Q. How does auto-boxing handle the following code fragment?

Integer a = null; int b = a;

A. It results in a run-time error. Primitive type can store every value of their corresponding wrapper type except null.

Q. Why does the first group of statements print true, but the second false?

Integer a1 = 100; Integer a2 = 100; System.out.println(a1 == a2); // true Integer b1 = new Integer(100); Integer b2 = new Integer(100); System.out.println(b1 == b2); // false Integer c1 = 150; Integer c2 = 150; System.out.println(c1 == c2); // false

A. The second prints false because b1 and b2 are references to different Integer objects. The first and third code fragments rely on autoboxing. Surprisingly the first prints true because values between -128 and 127 appear to refer to the same immutable Integer objects (Java's implementation of valueOf() retrieves a cached values if the integer is between -128 and 127), while Java constructs new objects for each integer outside this range.
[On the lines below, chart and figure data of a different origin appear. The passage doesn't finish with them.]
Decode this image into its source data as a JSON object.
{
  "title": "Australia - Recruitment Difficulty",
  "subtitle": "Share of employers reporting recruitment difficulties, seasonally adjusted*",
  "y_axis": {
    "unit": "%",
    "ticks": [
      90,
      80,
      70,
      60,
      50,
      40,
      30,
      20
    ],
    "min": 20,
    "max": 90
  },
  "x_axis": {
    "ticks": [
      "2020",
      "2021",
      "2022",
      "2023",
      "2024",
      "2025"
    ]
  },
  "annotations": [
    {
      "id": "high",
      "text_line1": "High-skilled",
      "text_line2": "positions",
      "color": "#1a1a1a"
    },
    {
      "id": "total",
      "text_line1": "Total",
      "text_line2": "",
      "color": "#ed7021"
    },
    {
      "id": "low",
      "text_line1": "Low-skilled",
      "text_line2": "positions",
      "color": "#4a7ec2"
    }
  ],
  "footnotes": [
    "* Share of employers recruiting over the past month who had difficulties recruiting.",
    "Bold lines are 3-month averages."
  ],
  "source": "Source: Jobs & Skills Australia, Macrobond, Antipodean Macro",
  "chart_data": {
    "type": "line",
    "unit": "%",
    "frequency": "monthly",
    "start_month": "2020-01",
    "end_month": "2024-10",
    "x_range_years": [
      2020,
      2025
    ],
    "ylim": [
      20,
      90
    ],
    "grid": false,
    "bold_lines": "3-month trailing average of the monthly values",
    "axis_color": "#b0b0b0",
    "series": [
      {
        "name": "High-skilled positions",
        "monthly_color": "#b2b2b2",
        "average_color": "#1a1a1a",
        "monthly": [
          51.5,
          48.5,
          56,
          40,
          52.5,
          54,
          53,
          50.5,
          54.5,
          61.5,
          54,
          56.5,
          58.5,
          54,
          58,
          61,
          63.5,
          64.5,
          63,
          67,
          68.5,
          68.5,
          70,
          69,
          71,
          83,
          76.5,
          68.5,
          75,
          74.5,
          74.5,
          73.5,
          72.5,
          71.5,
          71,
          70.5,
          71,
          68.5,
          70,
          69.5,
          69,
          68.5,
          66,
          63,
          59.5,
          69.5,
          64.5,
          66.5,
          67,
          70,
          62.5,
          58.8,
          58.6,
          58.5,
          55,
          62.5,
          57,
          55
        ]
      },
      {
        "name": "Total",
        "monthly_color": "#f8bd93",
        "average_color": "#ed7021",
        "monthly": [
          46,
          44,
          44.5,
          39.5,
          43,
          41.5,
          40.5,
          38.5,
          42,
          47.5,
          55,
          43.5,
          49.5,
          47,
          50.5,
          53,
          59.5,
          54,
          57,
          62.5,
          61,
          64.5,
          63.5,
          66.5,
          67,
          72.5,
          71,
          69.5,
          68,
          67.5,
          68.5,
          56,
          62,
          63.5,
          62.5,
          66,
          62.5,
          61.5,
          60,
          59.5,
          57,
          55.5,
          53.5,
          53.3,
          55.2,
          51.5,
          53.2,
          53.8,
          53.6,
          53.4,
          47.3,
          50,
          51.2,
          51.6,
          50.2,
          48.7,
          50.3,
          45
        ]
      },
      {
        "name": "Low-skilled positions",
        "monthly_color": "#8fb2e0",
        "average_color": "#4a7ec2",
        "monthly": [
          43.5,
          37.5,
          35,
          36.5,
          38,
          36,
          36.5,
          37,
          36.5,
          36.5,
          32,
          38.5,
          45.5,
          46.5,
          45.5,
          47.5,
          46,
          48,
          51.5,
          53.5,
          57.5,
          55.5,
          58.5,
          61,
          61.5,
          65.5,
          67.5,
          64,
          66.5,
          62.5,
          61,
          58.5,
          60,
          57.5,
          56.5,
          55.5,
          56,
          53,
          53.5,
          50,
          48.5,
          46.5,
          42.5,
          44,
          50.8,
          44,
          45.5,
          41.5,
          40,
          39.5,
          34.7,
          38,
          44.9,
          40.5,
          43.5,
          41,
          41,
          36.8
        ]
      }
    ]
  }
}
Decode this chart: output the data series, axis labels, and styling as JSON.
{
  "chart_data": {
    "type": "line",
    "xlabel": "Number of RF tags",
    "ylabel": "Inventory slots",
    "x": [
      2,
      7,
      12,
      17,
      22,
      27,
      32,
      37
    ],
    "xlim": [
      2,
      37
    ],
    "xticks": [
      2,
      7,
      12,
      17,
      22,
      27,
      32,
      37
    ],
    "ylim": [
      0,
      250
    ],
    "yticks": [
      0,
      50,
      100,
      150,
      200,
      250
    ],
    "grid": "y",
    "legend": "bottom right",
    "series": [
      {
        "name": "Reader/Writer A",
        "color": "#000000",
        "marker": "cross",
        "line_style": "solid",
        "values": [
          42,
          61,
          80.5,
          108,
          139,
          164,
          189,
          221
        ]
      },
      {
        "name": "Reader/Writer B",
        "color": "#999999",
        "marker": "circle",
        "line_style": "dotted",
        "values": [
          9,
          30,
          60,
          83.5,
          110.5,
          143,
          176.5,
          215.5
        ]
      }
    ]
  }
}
Here is another Autoboxing.java anomaly.

Generics Q + A

Q. Are generics solely for auto-casting?

A. No, but we will use them only for "concrete parameterized types", where each data type is parameterized by a single type. The primary benefit is to discover type mismatch errors at compile-time instead of run-time. There are other more general (and more complicated) uses of generics, including wildcards. This generality is useful for handling subtypes and inheritance. For more information, see this Generics FAQ and this generics tutorial.

Q. Can concrete parameterized types be used in the same way as normal types?

A. Yes, with a few exceptions (array creation, exception handling, with instanceof, and in a class literal).

Q. Why do I get a "can't create an array of generics" error when I try to create an array of generics?

public class ResizingArrayStack<Item> { Item[] a = new Item[1]; }

A. Unfortunately, creating arrays of generics is not possible in Java 1.5. The underlying cause is that arrays in Java are covariant, but generics are not. In other words, String[] is a subtype of Object[], but Stack<String> is not a subtype of Stack<Object>. To get around this defect, you need to perform an unchecked cast as in ResizingArrayStack.java.

Q. So, why are arrays covariant?

A. Many programmers (and programming language theorists) consider covariant arrays to be a serious defect in Java's type system: they incur unnecessary run-time performance overhead (for example, see ArrayStoreException) and can lead to subtle bugs. Covariant arrays were introduced in Java to circumvent the problem that Java didn't originally include generics in its design, e.g., to implement Arrays.sort(Comparable[]) and have it be callable with an input array of type String[].

Q. Can I create and return a new array of a parameterized type, e.g., to implement a toArray() method for a generic queue?

A. Not easily. You can do it using reflection provided that the client passes an object of the desired concrete type to toArray() This is the (awkward) approach taken by Java's Collection Framework.